5.2 Effect of Self-supervised Learning

In order to evaluate the effectiveness of introducing self-supervised learning, we perform the experiment in which the self-supervised learning for transformer regularization is ignored. In other words, \(L_{T_{12}}\) and \(L_{T_{21}}\) will be not used for model updating. Here we mainly consider the generated whole image \(x_{st}\) and the first type of cross-channel prediction as described in Sect. 4.1. We present the ISs of \(x_{st}\) with/without self-supervised learning, and show image samples which consist of the original images and their reconstructed images based on cross-channel prediction. From Table 4 we can see that the IS of \(x_{st}\) with self-supervised learning is higher than that of \(x_{st}\) without self-supervised learning. As shown in Fig. 5 reconstructed images without self-supervised learning (the left pair) fail to infer the color component from the intensity component, while reconstructed images with self-supervised learning (the right pair) can better predict the color component. These again indicate that the first type of cross-channel prediction is beneficial to image generation.
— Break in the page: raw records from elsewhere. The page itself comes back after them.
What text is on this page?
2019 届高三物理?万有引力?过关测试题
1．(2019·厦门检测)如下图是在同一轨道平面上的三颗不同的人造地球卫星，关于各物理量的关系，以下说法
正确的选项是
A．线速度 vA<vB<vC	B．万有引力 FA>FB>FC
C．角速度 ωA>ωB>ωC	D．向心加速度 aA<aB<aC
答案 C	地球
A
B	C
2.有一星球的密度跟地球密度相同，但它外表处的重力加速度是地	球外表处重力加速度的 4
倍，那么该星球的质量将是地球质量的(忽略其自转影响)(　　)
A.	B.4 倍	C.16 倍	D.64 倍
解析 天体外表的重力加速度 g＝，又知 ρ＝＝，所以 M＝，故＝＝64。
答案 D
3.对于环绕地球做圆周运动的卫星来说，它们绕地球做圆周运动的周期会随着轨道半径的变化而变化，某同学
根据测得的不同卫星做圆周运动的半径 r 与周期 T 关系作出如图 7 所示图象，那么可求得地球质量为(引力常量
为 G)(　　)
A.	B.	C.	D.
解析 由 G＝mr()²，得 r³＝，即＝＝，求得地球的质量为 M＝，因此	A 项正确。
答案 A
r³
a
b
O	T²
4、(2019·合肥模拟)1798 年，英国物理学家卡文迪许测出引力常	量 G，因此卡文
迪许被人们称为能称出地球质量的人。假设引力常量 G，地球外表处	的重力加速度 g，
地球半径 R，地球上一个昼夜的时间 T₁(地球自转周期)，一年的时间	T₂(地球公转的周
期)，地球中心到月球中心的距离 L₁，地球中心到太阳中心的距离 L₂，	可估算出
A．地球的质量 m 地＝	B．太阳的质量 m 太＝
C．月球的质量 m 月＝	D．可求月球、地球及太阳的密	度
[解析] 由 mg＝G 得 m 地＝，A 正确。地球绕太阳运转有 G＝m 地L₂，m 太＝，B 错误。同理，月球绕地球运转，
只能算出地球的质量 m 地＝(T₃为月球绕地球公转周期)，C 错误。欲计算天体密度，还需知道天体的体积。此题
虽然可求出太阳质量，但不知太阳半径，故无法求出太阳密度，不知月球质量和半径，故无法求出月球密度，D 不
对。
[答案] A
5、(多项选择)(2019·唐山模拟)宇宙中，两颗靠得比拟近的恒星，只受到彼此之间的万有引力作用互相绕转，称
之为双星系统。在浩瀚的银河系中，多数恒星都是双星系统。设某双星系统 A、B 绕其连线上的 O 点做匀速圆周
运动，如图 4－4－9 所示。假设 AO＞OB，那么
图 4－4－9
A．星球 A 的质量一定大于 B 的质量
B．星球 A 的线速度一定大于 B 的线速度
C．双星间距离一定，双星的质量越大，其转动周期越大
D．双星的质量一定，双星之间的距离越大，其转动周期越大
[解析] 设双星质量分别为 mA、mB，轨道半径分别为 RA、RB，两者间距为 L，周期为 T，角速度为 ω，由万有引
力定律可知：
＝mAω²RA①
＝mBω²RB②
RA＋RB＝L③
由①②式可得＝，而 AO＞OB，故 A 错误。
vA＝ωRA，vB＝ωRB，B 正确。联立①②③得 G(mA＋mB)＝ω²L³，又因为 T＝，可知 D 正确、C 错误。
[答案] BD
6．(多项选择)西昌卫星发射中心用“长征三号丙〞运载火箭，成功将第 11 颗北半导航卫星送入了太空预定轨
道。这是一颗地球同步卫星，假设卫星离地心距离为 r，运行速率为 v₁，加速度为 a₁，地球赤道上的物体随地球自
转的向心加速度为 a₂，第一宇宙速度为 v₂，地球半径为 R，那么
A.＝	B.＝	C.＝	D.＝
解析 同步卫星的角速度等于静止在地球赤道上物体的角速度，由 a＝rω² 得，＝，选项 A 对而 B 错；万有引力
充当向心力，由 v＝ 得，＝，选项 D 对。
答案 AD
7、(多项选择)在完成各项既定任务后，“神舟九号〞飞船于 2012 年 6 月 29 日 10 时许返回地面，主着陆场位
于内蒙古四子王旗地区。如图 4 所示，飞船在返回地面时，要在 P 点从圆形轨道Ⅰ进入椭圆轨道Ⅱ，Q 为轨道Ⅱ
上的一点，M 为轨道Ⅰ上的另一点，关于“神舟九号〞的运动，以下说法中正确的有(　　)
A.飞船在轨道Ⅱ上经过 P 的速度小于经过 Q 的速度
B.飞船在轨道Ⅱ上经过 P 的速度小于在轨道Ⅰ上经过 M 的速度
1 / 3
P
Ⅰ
Table 4. The effect of self-supervised learning.
Fig. 5.
figure 5

Reconstructions based on predicting the color component from the intensity component. Each pair consists of the original image and its reconstruction.
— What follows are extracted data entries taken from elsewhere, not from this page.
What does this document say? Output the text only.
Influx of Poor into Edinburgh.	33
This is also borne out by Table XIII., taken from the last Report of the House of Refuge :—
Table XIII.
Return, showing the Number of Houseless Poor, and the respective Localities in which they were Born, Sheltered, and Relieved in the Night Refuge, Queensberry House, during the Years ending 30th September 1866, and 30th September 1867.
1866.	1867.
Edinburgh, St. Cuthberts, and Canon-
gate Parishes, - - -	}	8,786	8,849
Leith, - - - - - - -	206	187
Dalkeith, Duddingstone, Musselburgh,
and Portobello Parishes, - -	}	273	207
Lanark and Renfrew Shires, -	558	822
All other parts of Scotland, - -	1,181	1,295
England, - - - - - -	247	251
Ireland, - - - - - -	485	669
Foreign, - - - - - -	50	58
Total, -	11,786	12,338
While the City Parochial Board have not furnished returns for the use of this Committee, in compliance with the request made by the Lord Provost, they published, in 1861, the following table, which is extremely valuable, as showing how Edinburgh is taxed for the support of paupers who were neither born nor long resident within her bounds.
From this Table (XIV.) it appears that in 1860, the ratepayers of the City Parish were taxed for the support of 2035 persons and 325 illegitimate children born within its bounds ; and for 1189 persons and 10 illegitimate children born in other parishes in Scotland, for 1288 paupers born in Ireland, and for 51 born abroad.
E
5.3 Cross-Channel Prediction

Since we introduce a self-supervised learning task which performs cross-channel prediction, we could reconstruct a color image if only its intensity component or its color component is provided. In other words, the transformers \(T_{12}\) and \(T_{21}\) of SSGAN also can be used for image colorization and image texturization, respectively.

We illustrate some examples of image colorization and image texturization in Fig. 6. Specifically, the left subfigure includes original images, the middle subfigure includes reconstructed images based on predicting the color component from the given intensity component, and the right subfigure includes reconstructed images based on predicting the intensity component from the given color component. So the middle subfigure and the right subfigure correspond to image colorization and image texturization, respectively. By comparing original images with two types of reconstructed images, we can see that the transformer \(T_{12}\) can infer realistic colors, while \(T_{21}\) can not predict very fine texture. Viewed from another perspective, it indicates that when performing cross-channel prediction task, the second type is more difficult to the first type. This maybe explain the inferior generation performance of \(x_{ts}\) and \(x_{tt}\).

Fig. 6.
figure 6

Reconstructions based on cross-channel prediction.

6 Conclusion

In this work we propose a generative model called Self-supervised GAN for improving image generation by introducing self-supervised learning into the GAN framework. Considering that channels of a color image are tightly correlated, we leverage this inherent attribute of color images and explicitly decompose image generation into multiple procedures. Based on the decomposition of image generation, the correlation between image channels as the self-supervised signal is dug for improving image generation. Hence, except for performing the basic image generation task in the adversarial learning framework, we also build an auxiliary cross-channel prediction task to regularize generation procedures in the self-supervised learning framework. Experimental results demonstrate that the proposed method can improve image generation compared with representative methods, and show capabilities of image colorization and image texturization.